When you’ve had an interview, one of the worst stretches of time, especially when you really want that new job, is the post-interview wait.
You felt like it all went well. But now you have to wait. For feedback. For follow-up questions. For an offer.
As the wait extends, it’s easy to allow your mind to start telling yourself that maybe you bombed. Maybe they hated you. Maybe it’s hopeless.
There are many variables that can and do delay hiring decisions, a lot of which have little to do with you. Following are a few of the more common reasons;
Decision makers haven’t yet had a chance to discuss the options. In a perfect world, everyone you just met with will sit down, within 10 minutes of your departure, and finalise their hiring plans. In the real world, this rarely happens. Managers are typically pulled every which way, every day. It’s common for it to take a couple of days for everyone to gather and share feedback following a candidate interview.

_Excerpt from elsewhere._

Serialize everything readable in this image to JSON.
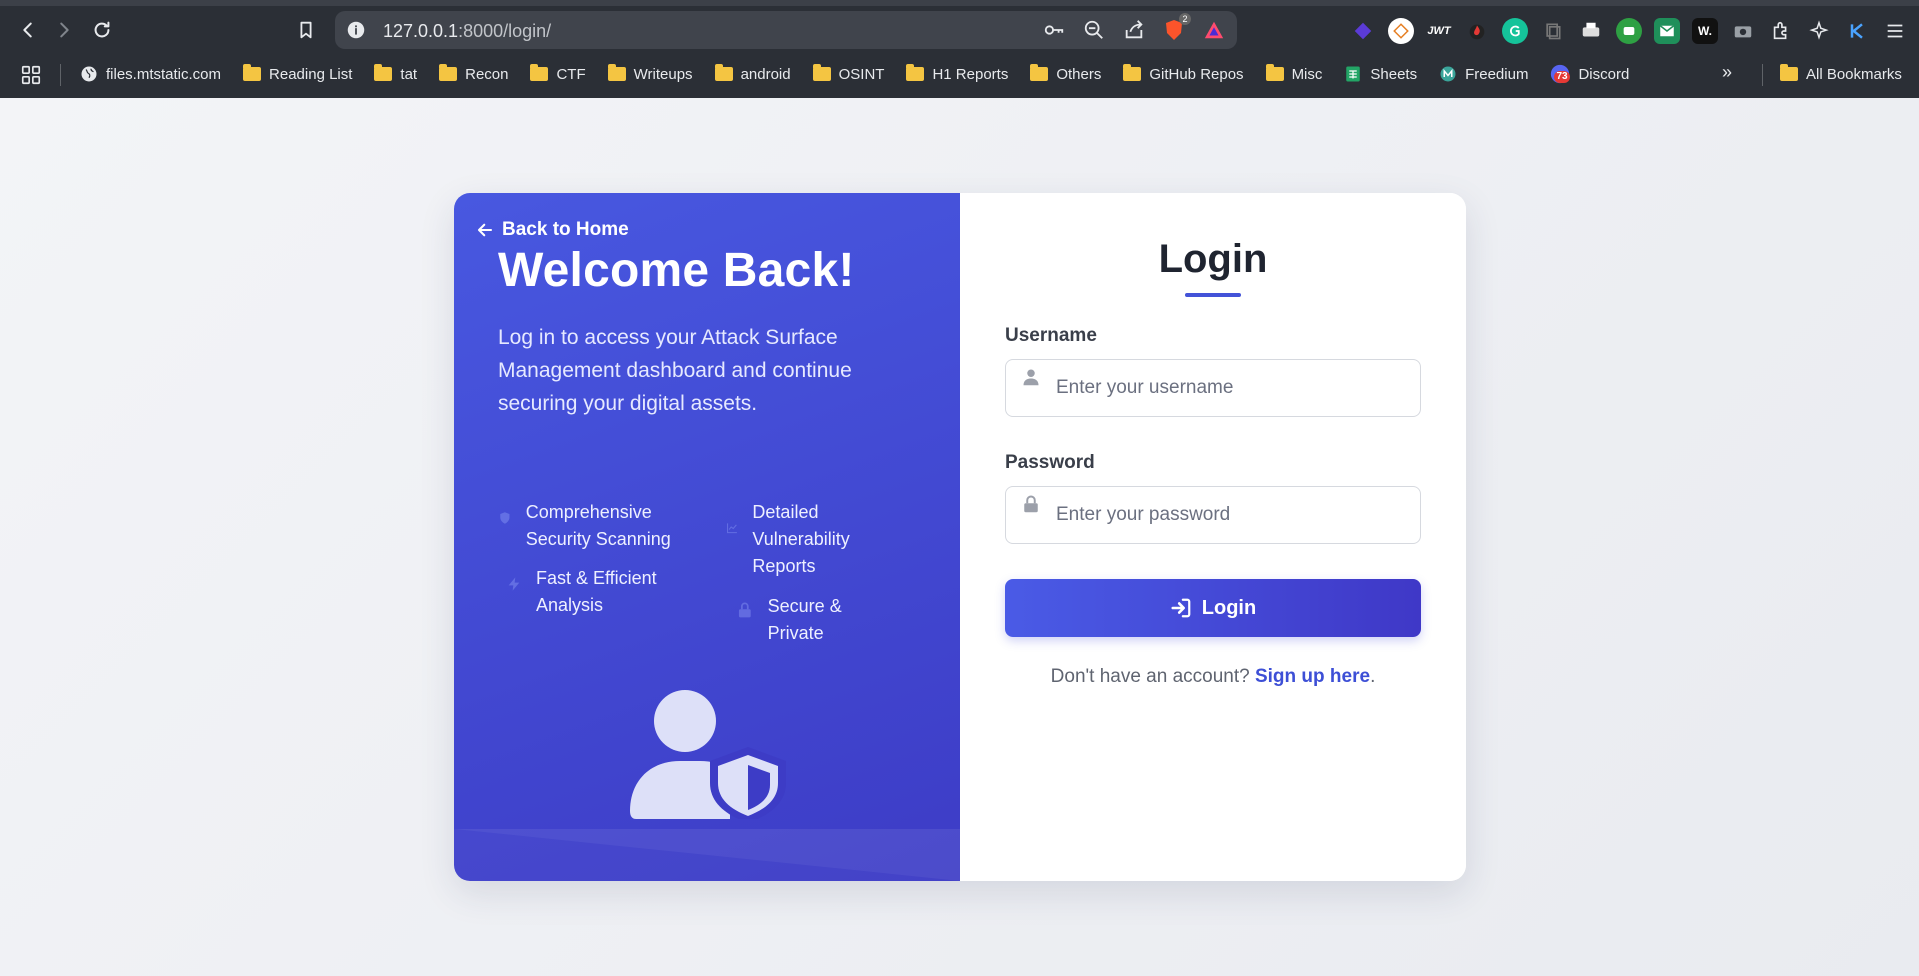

Decision makers may not be unanimous on their top pick. This can drag the decision making out a longer than anyone would like.
The current round of interviews have not been finished. You may have been the first person interviewed. Depending on what round of interviews you’re in, there could be several more candidates in the pipeline. While you may get some early feedback following your interview, don’t count on much if more people still have to come through.

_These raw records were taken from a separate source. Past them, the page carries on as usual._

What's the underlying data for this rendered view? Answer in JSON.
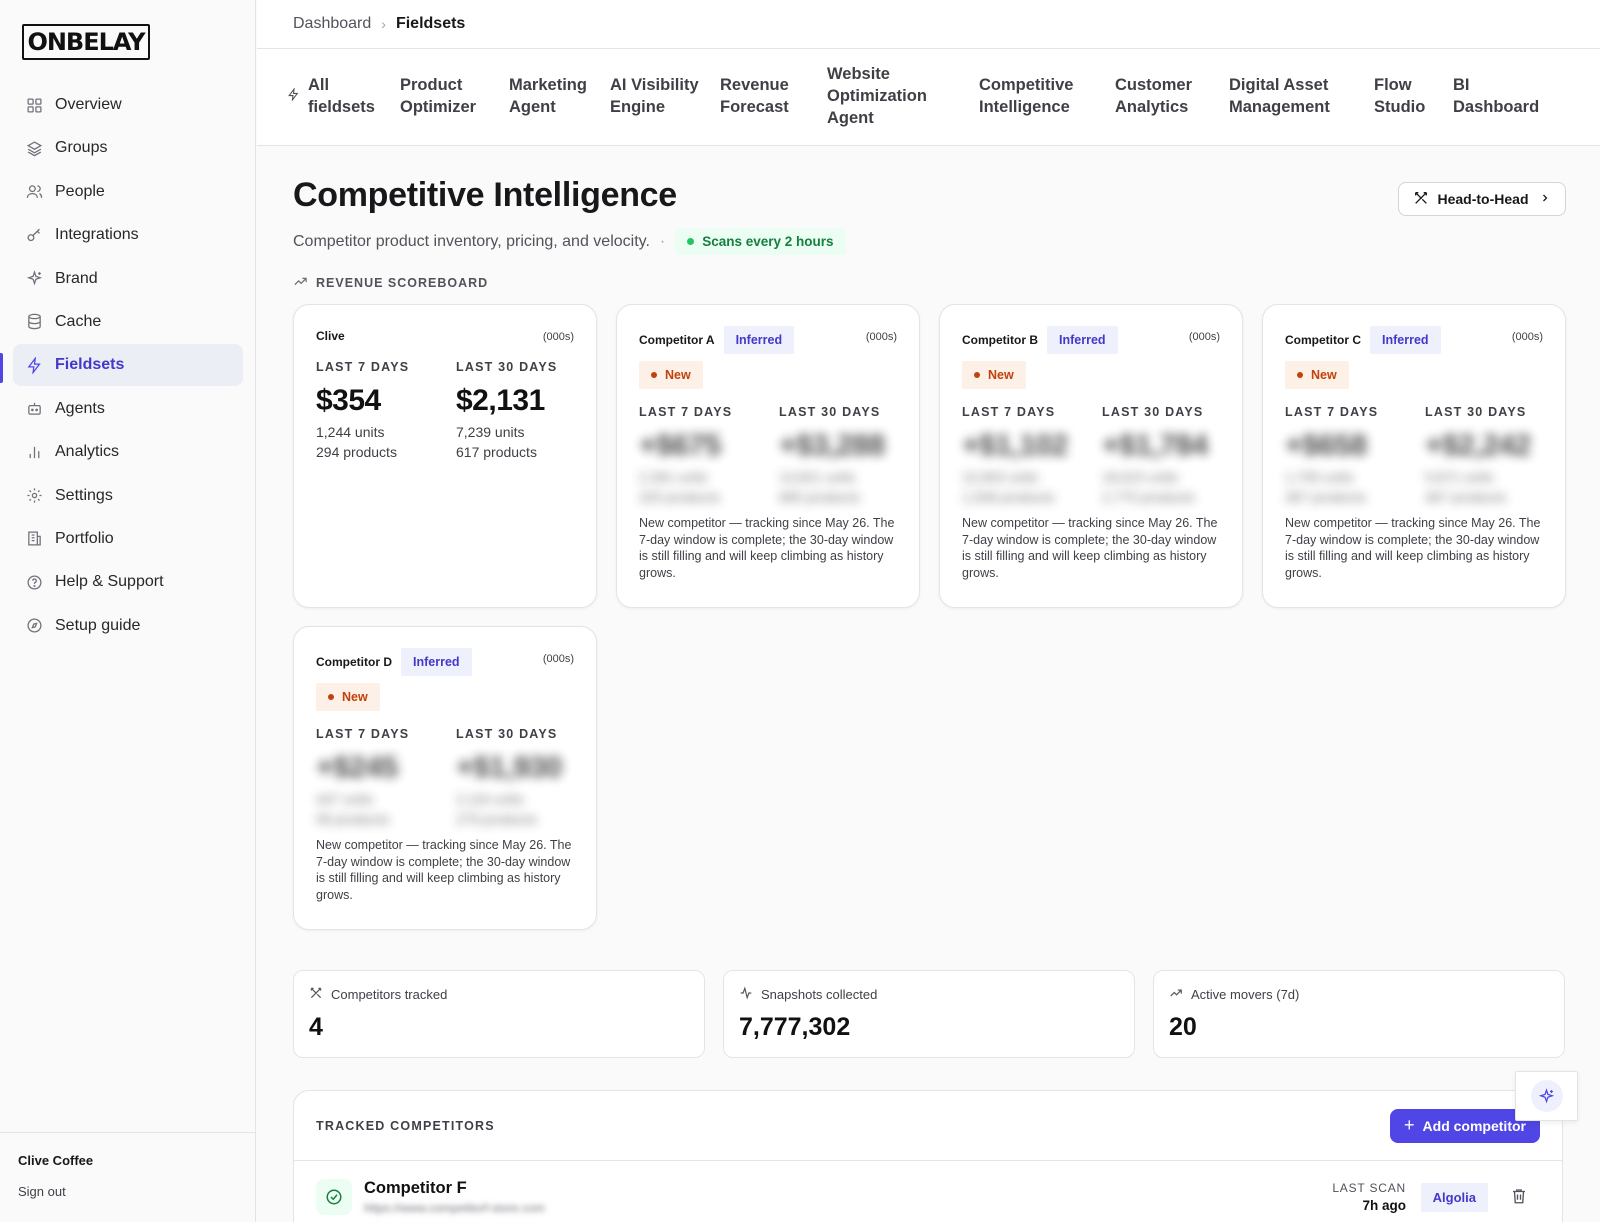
{
  "brand": {
    "logo_text": "ONBELAY"
  },
  "sidebar": {
    "items": [
      {
        "label": "Overview",
        "icon": "grid-icon"
      },
      {
        "label": "Groups",
        "icon": "layers-icon"
      },
      {
        "label": "People",
        "icon": "users-icon"
      },
      {
        "label": "Integrations",
        "icon": "key-icon"
      },
      {
        "label": "Brand",
        "icon": "sparkles-icon"
      },
      {
        "label": "Cache",
        "icon": "database-icon"
      },
      {
        "label": "Fieldsets",
        "icon": "bolt-icon",
        "active": true
      },
      {
        "label": "Agents",
        "icon": "bot-icon"
      },
      {
        "label": "Analytics",
        "icon": "bar-chart-icon"
      },
      {
        "label": "Settings",
        "icon": "gear-icon"
      },
      {
        "label": "Portfolio",
        "icon": "building-icon"
      },
      {
        "label": "Help & Support",
        "icon": "help-circle-icon"
      },
      {
        "label": "Setup guide",
        "icon": "compass-icon"
      }
    ],
    "footer": {
      "org": "Clive Coffee",
      "signout": "Sign out"
    }
  },
  "breadcrumb": {
    "parent": "Dashboard",
    "current": "Fieldsets"
  },
  "tabs": [
    {
      "label": "All fieldsets"
    },
    {
      "label": "Product Optimizer"
    },
    {
      "label": "Marketing Agent"
    },
    {
      "label": "AI Visibility Engine"
    },
    {
      "label": "Revenue Forecast"
    },
    {
      "label": "Website Optimization Agent"
    },
    {
      "label": "Competitive Intelligence"
    },
    {
      "label": "Customer Analytics"
    },
    {
      "label": "Digital Asset Management"
    },
    {
      "label": "Flow Studio"
    },
    {
      "label": "BI Dashboard"
    }
  ],
  "page": {
    "title": "Competitive Intelligence",
    "subtitle": "Competitor product inventory, pricing, and velocity.",
    "dot": "·",
    "scan_badge": "Scans every 2 hours",
    "head_to_head": "Head-to-Head",
    "section_label": "REVENUE SCOREBOARD"
  },
  "scoreboard": {
    "unit_label": "(000s)",
    "label_7d": "LAST 7 DAYS",
    "label_30d": "LAST 30 DAYS",
    "inferred_label": "Inferred",
    "new_label": "New",
    "note": "New competitor — tracking since May 26. The 7-day window is complete; the 30-day window is still filling and will keep climbing as history grows.",
    "cards": [
      {
        "name": "Clive",
        "v7": "$354",
        "u7": "1,244 units",
        "p7": "294 products",
        "v30": "$2,131",
        "u30": "7,239 units",
        "p30": "617 products"
      },
      {
        "name": "Competitor A",
        "v7": "+$675",
        "u7": "2,391 units",
        "p7": "325 products",
        "v30": "+$3,288",
        "u30": "13,821 units",
        "p30": "685 products"
      },
      {
        "name": "Competitor B",
        "v7": "+$1,102",
        "u7": "10,903 units",
        "p7": "1,508 products",
        "v30": "+$1,784",
        "u30": "18,615 units",
        "p30": "2,775 products"
      },
      {
        "name": "Competitor C",
        "v7": "+$658",
        "u7": "1,705 units",
        "p7": "367 products",
        "v30": "+$2,242",
        "u30": "5,871 units",
        "p30": "467 products"
      },
      {
        "name": "Competitor D",
        "v7": "+$245",
        "u7": "447 units",
        "p7": "58 products",
        "v30": "+$1,930",
        "u30": "2,116 units",
        "p30": "279 products"
      }
    ]
  },
  "stats": [
    {
      "label": "Competitors tracked",
      "value": "4",
      "icon": "swords-icon"
    },
    {
      "label": "Snapshots collected",
      "value": "7,777,302",
      "icon": "activity-icon"
    },
    {
      "label": "Active movers (7d)",
      "value": "20",
      "icon": "trending-up-icon"
    }
  ],
  "tracked": {
    "label": "TRACKED COMPETITORS",
    "add_button": "Add competitor",
    "rows": [
      {
        "name": "Competitor F",
        "url": "https://www.competitorf-store.com",
        "last_scan_label": "LAST SCAN",
        "last_scan": "7h ago",
        "source": "Algolia"
      }
    ]
  }
}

Something came up. It’s not at all uncommon in any business for something to arise that diverts attention from recruitment. In spite of best intentions to fill critical openings, hiring managers may need to drop everything to put out a fire or focus on something else. And you’ll be stuck waiting.

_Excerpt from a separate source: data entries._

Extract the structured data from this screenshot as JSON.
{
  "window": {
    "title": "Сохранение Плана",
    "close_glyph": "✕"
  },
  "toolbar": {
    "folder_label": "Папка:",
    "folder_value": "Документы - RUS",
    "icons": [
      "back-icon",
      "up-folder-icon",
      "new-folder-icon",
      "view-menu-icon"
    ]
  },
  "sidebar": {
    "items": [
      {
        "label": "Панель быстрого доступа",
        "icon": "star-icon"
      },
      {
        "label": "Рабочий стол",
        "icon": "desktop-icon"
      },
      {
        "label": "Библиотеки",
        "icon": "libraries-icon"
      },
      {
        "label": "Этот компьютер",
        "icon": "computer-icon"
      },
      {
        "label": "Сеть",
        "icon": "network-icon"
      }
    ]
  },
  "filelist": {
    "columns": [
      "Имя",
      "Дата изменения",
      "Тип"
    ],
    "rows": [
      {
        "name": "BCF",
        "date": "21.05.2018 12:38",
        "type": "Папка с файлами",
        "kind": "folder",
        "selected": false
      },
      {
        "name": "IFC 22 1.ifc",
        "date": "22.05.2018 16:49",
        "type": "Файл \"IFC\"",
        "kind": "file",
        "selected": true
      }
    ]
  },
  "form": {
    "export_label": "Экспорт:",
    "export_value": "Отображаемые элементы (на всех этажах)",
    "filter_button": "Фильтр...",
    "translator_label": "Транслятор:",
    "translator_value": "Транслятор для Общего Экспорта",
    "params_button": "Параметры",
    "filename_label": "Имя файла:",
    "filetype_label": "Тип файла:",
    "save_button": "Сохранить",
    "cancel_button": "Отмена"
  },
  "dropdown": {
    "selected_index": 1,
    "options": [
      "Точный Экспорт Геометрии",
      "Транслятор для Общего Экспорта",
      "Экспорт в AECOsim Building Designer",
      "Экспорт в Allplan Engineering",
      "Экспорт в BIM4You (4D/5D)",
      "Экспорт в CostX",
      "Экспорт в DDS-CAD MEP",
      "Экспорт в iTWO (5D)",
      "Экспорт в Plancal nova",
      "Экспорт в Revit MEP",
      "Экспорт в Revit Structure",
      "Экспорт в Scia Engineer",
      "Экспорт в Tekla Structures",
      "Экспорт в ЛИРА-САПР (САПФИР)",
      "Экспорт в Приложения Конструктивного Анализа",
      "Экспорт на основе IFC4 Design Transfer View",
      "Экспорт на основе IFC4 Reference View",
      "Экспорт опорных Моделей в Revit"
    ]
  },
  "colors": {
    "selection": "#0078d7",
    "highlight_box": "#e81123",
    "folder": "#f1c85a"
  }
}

An offer has been extended to someone, and you’re runner up. This one might not make you feel very warm and fuzzy, but take heart. Sometimes, the reason for the radio silence is that the employer wants to keep you “warm” in case that person declines. The bright side to this? It’s actually not that uncommon for the top contender to ultimately decline an offer. And if the final outcome, assuming you want the job, works in your favour? Who cares?
Here’s the single greatest thing you can do before leaving the interview.
Before you leave the interview, ask what the next steps are, and what timeline they’re working to. This won’t prevent sluggish decisions, but it will give you a time frame. And, if the employer extends beyond that timing, you can (and should!) follow up to see what’s happening.
I wish you every success with your applications.